RuntimeError: Expected 3D (unbatched) or 4D (batched) input to conv2d, but got input of size: [1, 1, 3, 224, 224]

This is the same dataloader, what else could cause this dimensionality issue?

ptrblck · July 19, 2022, 4:55pm

I don’t know as I don’t fully understand the difference between the working use case and the failing one.
Could you post a minimal, executable code snippet showing the failure please?

Anna_Inberg · July 28, 2022, 3:18pm

Sorry for not making myself clear.
What I meant is the following:
I have a training dataset consisting of images, landmarks on the image, and labels.

train_dataset = FaceLandmarksDataset(train_table, images_path, 
                                    transform=transforms.Compose([scale, ToTensor()]))
sample = train_dataset[3]
print(sample['image'].size(), sample['landmarks'].size(), sample['labels'].size())

Print results: torch.Size([1, 3, 224, 224]) torch.Size([1, 48, 2]) torch.Size([1, 1])

Then I make a dataloader using this dataset and print out the tensor sizes:

train_dataloader = DataLoader(train_dataset, batch_size=1, shuffle=False, num_workers=0)

for i_batch, sample_batched in enumerate(train_dataloader):
    print(i_batch, sample_batched['image'].size(), sample_batched['landmarks'].size(), sample_batched['labels'].size())

    if i_batch == 1:
      break

Print result: torch.Size([1, 1, 3, 224, 224]) torch.Size([1, 1, 48, 2]) torch.Size([1, 1, 1])
So, while getting a dataloader from a dataset, an extra dimension is added to the tensor. This is what I don’t understand.

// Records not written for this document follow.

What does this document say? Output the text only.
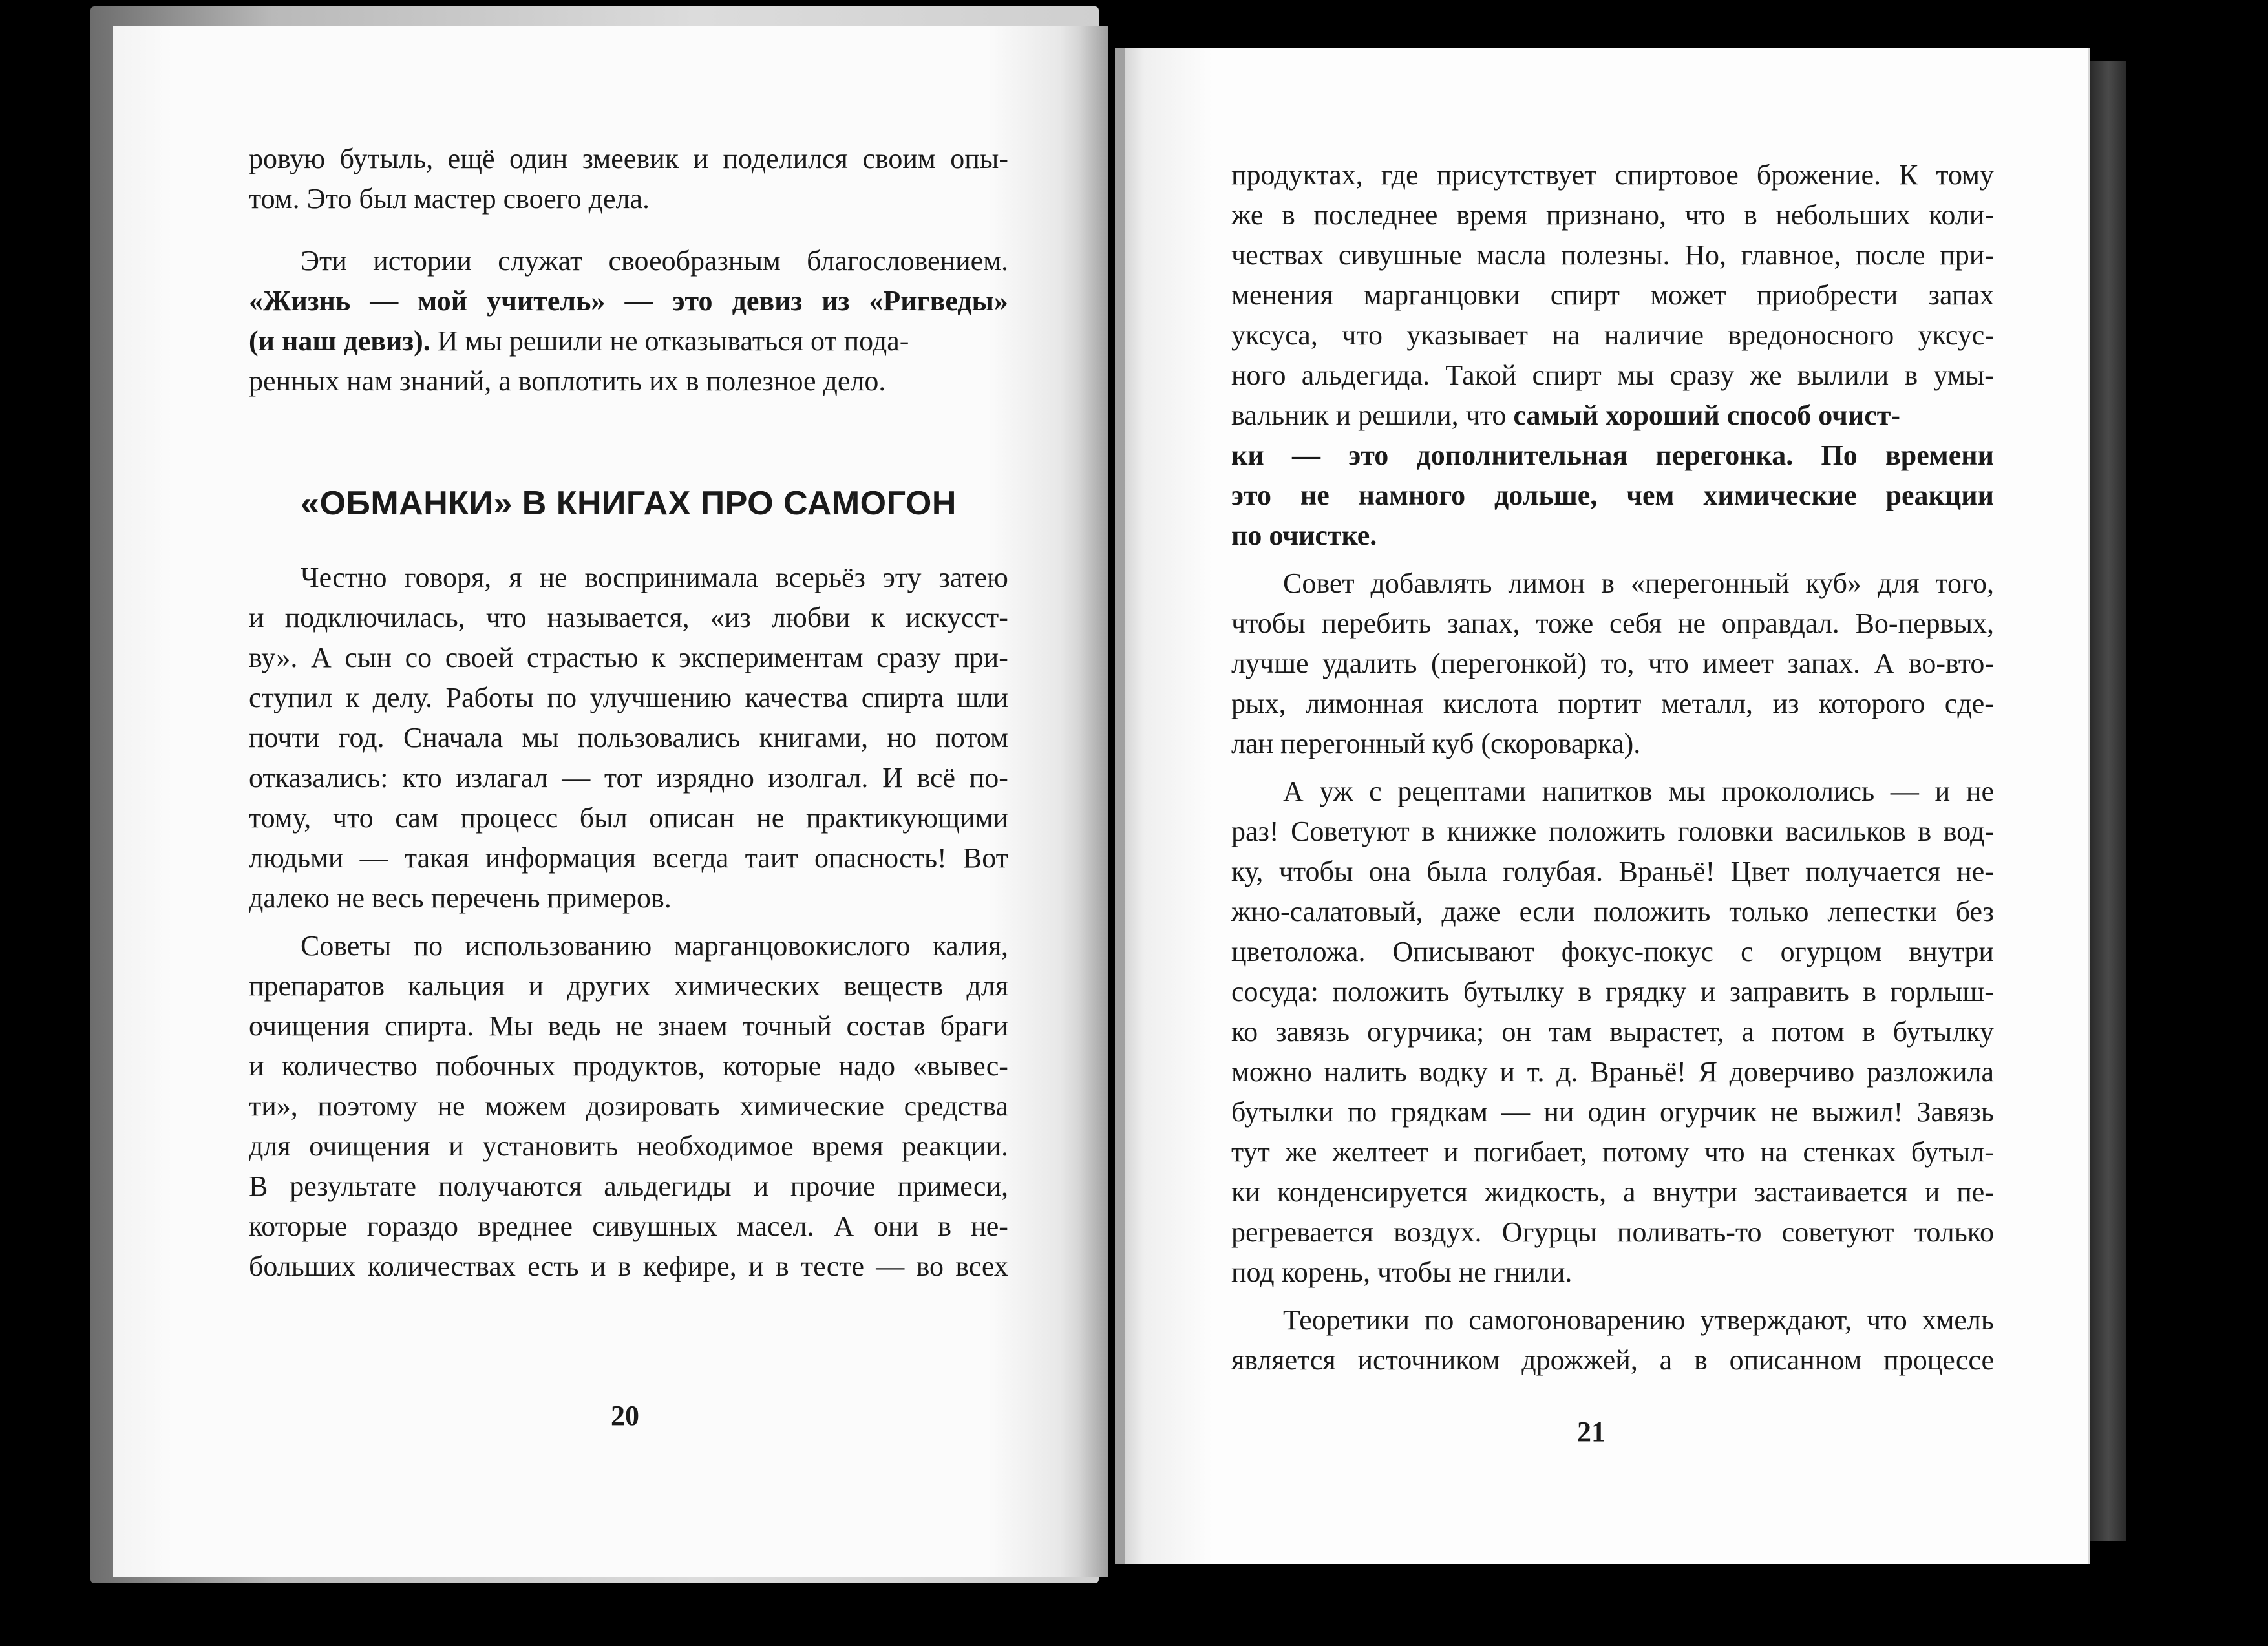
ровую бутыль, ещё один змеевик и поделился своим опы-
том. Это был мастер своего дела.
Эти истории служат своеобразным благословением.
«Жизнь — мой учитель» — это девиз из «Ригведы»
(и наш девиз). И мы решили не отказываться от пода-
ренных нам знаний, а воплотить их в полезное дело.
«ОБМАНКИ» В КНИГАХ ПРО САМОГОН
Честно говоря, я не воспринимала всерьёз эту затею
и подключилась, что называется, «из любви к искусст-
ву». А сын со своей страстью к экспериментам сразу при-
ступил к делу. Работы по улучшению качества спирта шли
почти год. Сначала мы пользовались книгами, но потом
отказались: кто излагал — тот изрядно изолгал. И всё по-
тому, что сам процесс был описан не практикующими
людьми — такая информация всегда таит опасность! Вот
далеко не весь перечень примеров.
Советы по использованию марганцовокислого калия,
препаратов кальция и других химических веществ для
очищения спирта. Мы ведь не знаем точный состав браги
и количество побочных продуктов, которые надо «вывес-
ти», поэтому не можем дозировать химические средства
для очищения и установить необходимое время реакции.
В результате получаются альдегиды и прочие примеси,
которые гораздо вреднее сивушных масел. А они в не-
больших количествах есть и в кефире, и в тесте — во всех
20
продуктах, где присутствует спиртовое брожение. К тому
же в последнее время признано, что в небольших коли-
чествах сивушные масла полезны. Но, главное, после при-
менения марганцовки спирт может приобрести запах
уксуса, что указывает на наличие вредоносного уксус-
ного альдегида. Такой спирт мы сразу же вылили в умы-
вальник и решили, что самый хороший способ очист-
ки — это дополнительная перегонка. По времени
это не намного дольше, чем химические реакции
по очистке.
Совет добавлять лимон в «перегонный куб» для того,
чтобы перебить запах, тоже себя не оправдал. Во-первых,
лучше удалить (перегонкой) то, что имеет запах. А во-вто-
рых, лимонная кислота портит металл, из которого сде-
лан перегонный куб (скороварка).
А уж с рецептами напитков мы прокололись — и не
раз! Советуют в книжке положить головки васильков в вод-
ку, чтобы она была голубая. Враньё! Цвет получается не-
жно-салатовый, даже если положить только лепестки без
цветоложа. Описывают фокус-покус с огурцом внутри
сосуда: положить бутылку в грядку и заправить в горлыш-
ко завязь огурчика; он там вырастет, а потом в бутылку
можно налить водку и т. д. Враньё! Я доверчиво разложила
бутылки по грядкам — ни один огурчик не выжил! Завязь
тут же желтеет и погибает, потому что на стенках бутыл-
ки конденсируется жидкость, а внутри застаивается и пе-
регревается воздух. Огурцы поливать-то советуют только
под корень, чтобы не гнили.
Теоретики по самогоноварению утверждают, что хмель
является источником дрожжей, а в описанном процессе
21
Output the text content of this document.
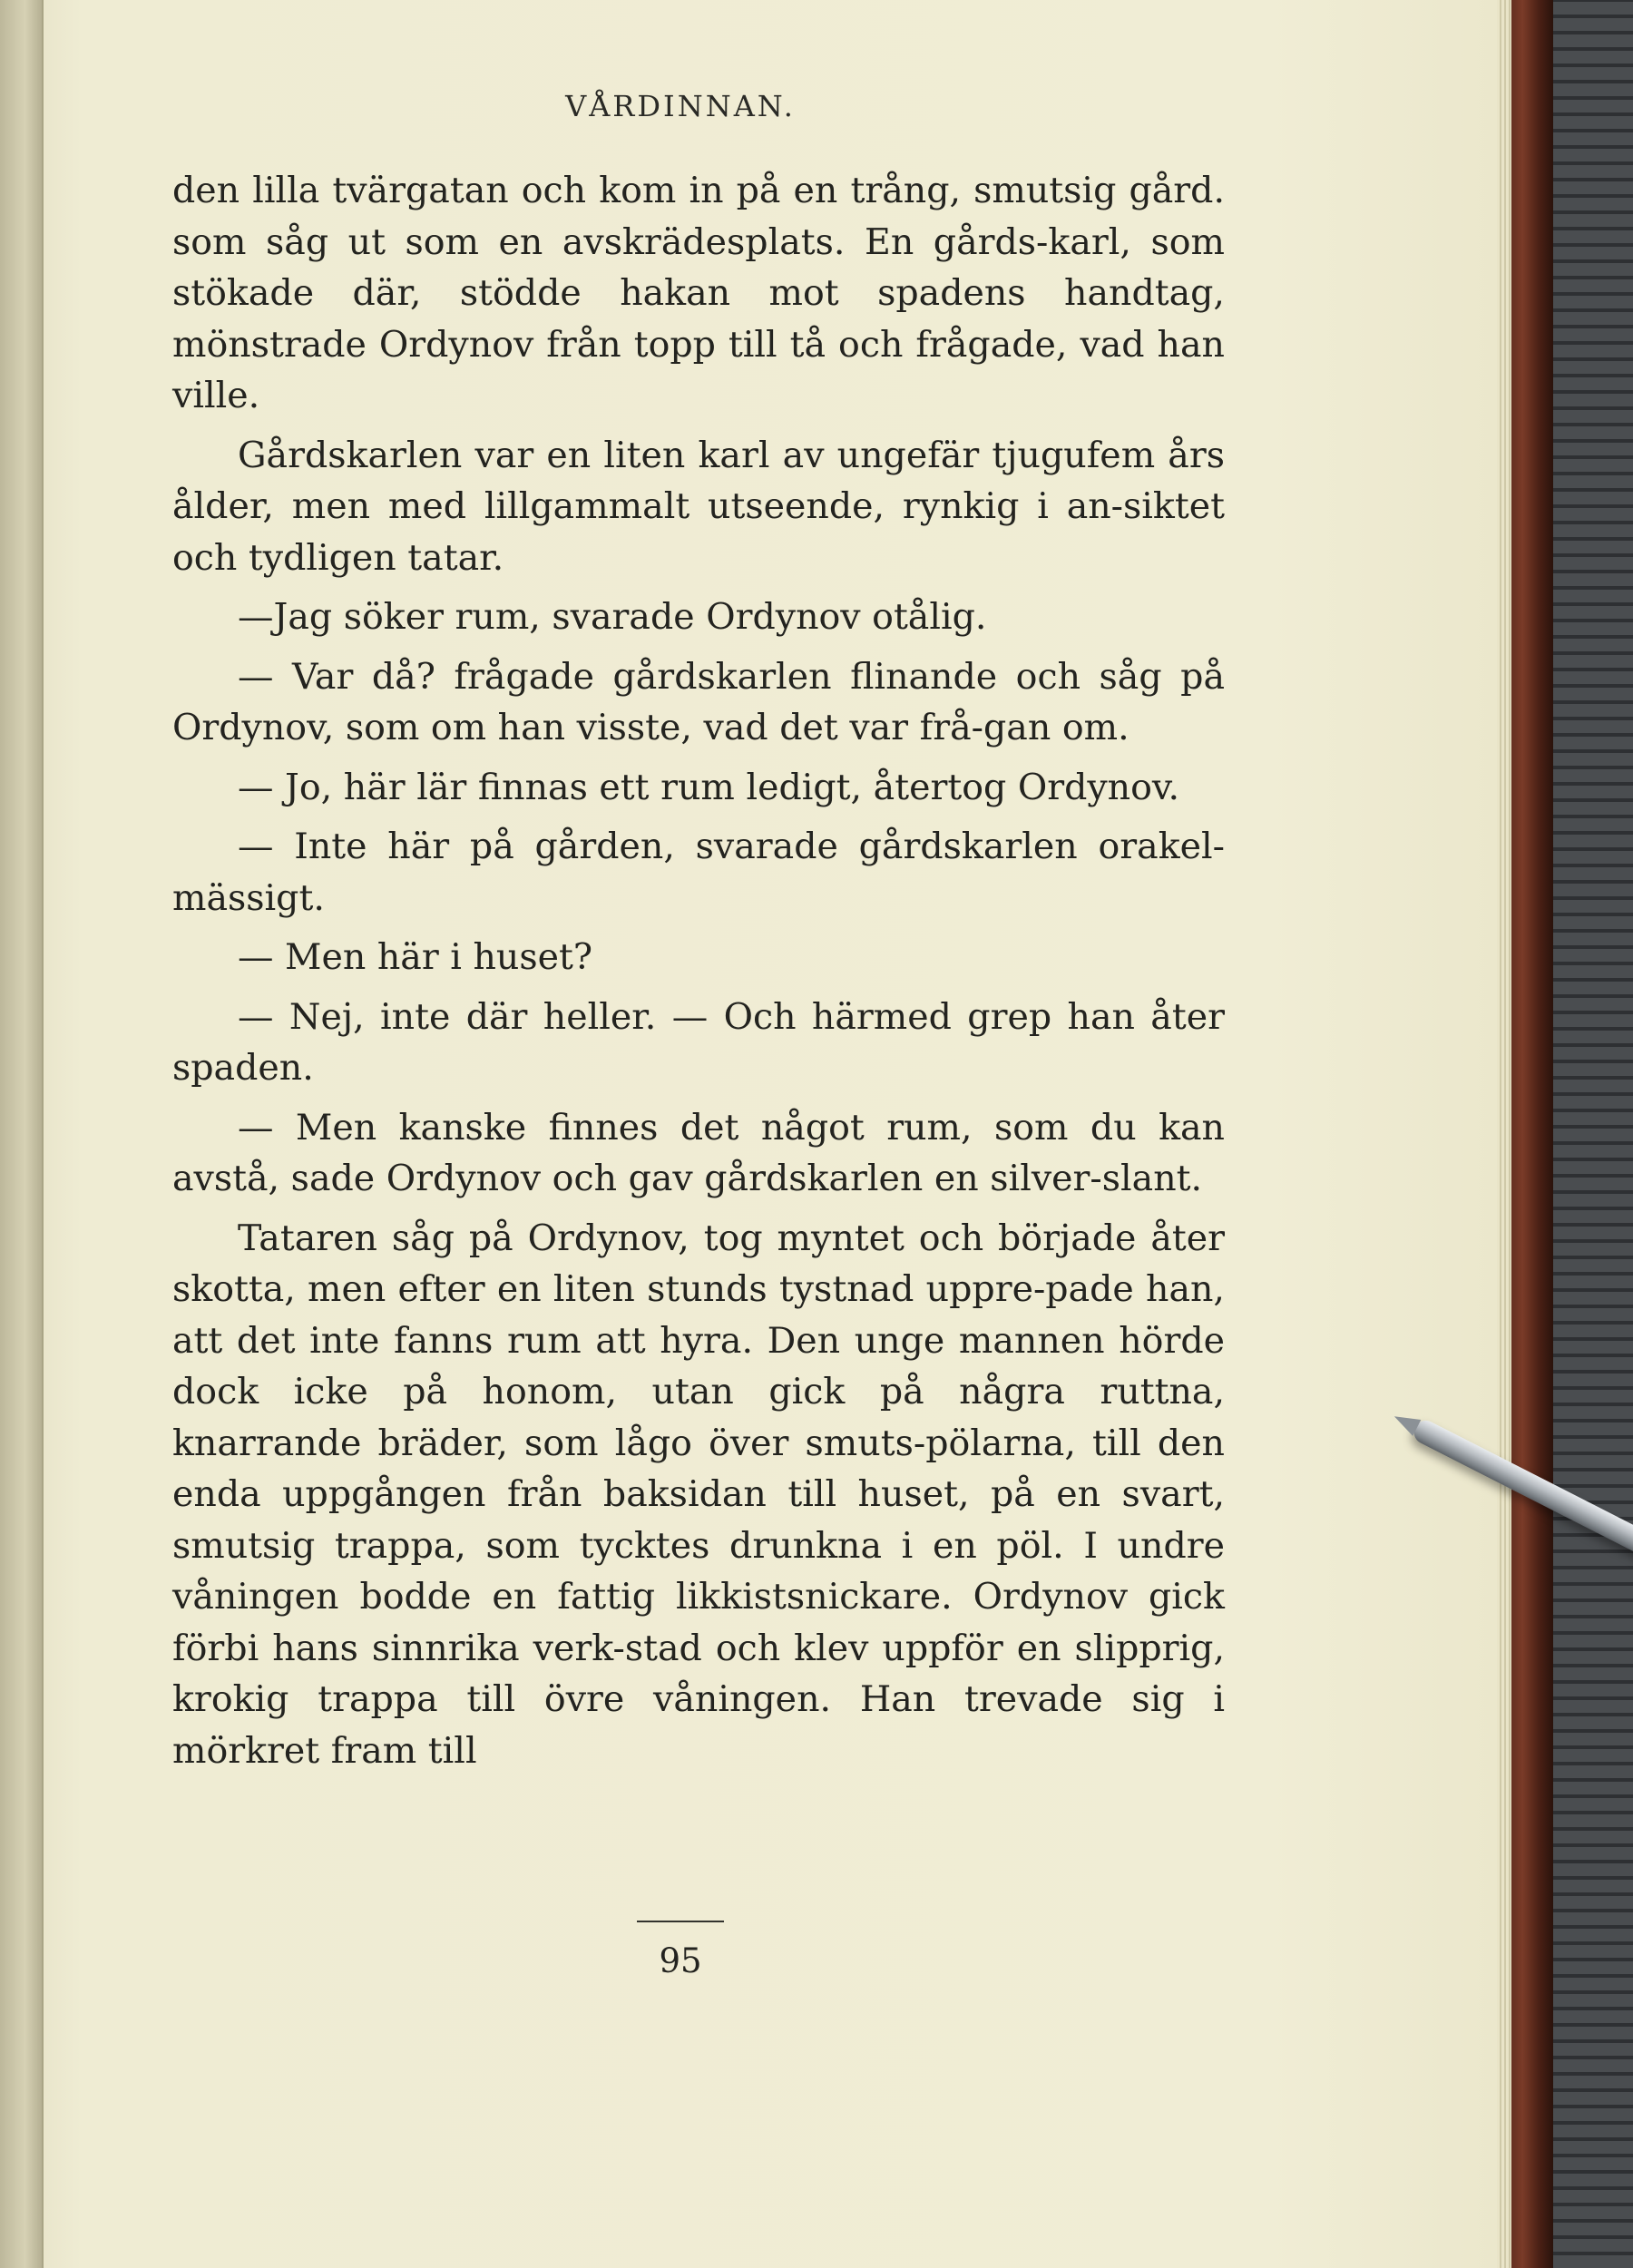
VÅRDINNAN.

den lilla tvärgatan och kom in på en trång, smutsig gård. som såg ut som en avskrädesplats. En gårds-karl, som stökade där, stödde hakan mot spadens handtag, mönstrade Ordynov från topp till tå och frågade, vad han ville.

Gårdskarlen var en liten karl av ungefär tjugufem års ålder, men med lillgammalt utseende, rynkig i an-siktet och tydligen tatar.

—Jag söker rum, svarade Ordynov otålig.

— Var då? frågade gårdskarlen flinande och såg på Ordynov, som om han visste, vad det var frå-gan om.

— Jo, här lär finnas ett rum ledigt, återtog Ordynov.

— Inte här på gården, svarade gårdskarlen orakel-mässigt.

— Men här i huset?

— Nej, inte där heller. — Och härmed grep han åter spaden.

— Men kanske finnes det något rum, som du kan avstå, sade Ordynov och gav gårdskarlen en silver-slant.

Tataren såg på Ordynov, tog myntet och började åter skotta, men efter en liten stunds tystnad uppre-pade han, att det inte fanns rum att hyra. Den unge mannen hörde dock icke på honom, utan gick på några ruttna, knarrande bräder, som lågo över smuts-pölarna, till den enda uppgången från baksidan till huset, på en svart, smutsig trappa, som tycktes drunkna i en pöl. I undre våningen bodde en fattig likkistsnickare. Ordynov gick förbi hans sinnrika verk-stad och klev uppför en slipprig, krokig trappa till övre våningen. Han trevade sig i mörkret fram till

95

ptrblck · July 28, 2022, 8:53pm

These shapes are unexpected as the Dataset already returns samples with a batch dimension.
In the standard use case the batch dimension would only be added in the DataLoader e.g. as seen in this example:

dataset = datasets.CIFAR10(root='./data', download=False, transform=transforms.ToTensor())

x, y = dataset[0]
print(x.shape)
# torch.Size([3, 32, 32])
print(y)
# 6

loader = DataLoader(dataset, batch_size=1)
x, y = next(iter(loader))
print(x.shape)
# torch.Size([1, 3, 32, 32])
print(y)
# tensor([6])

Check how the __getitem__ method is defined in your FaceLandmarksDataset and make sure you are not adding a batch dimension.
Note that calling x = x.squeeze(1) on the data batch inside the DataLoader would also just remove the additional dimension, but it might be a better idea to properly fix the addition of the unneeded dimension.

Anna_Inberg · August 2, 2022, 7:44am

Thanks a lot! I understand now: fixed the getitem and now it’s working properly.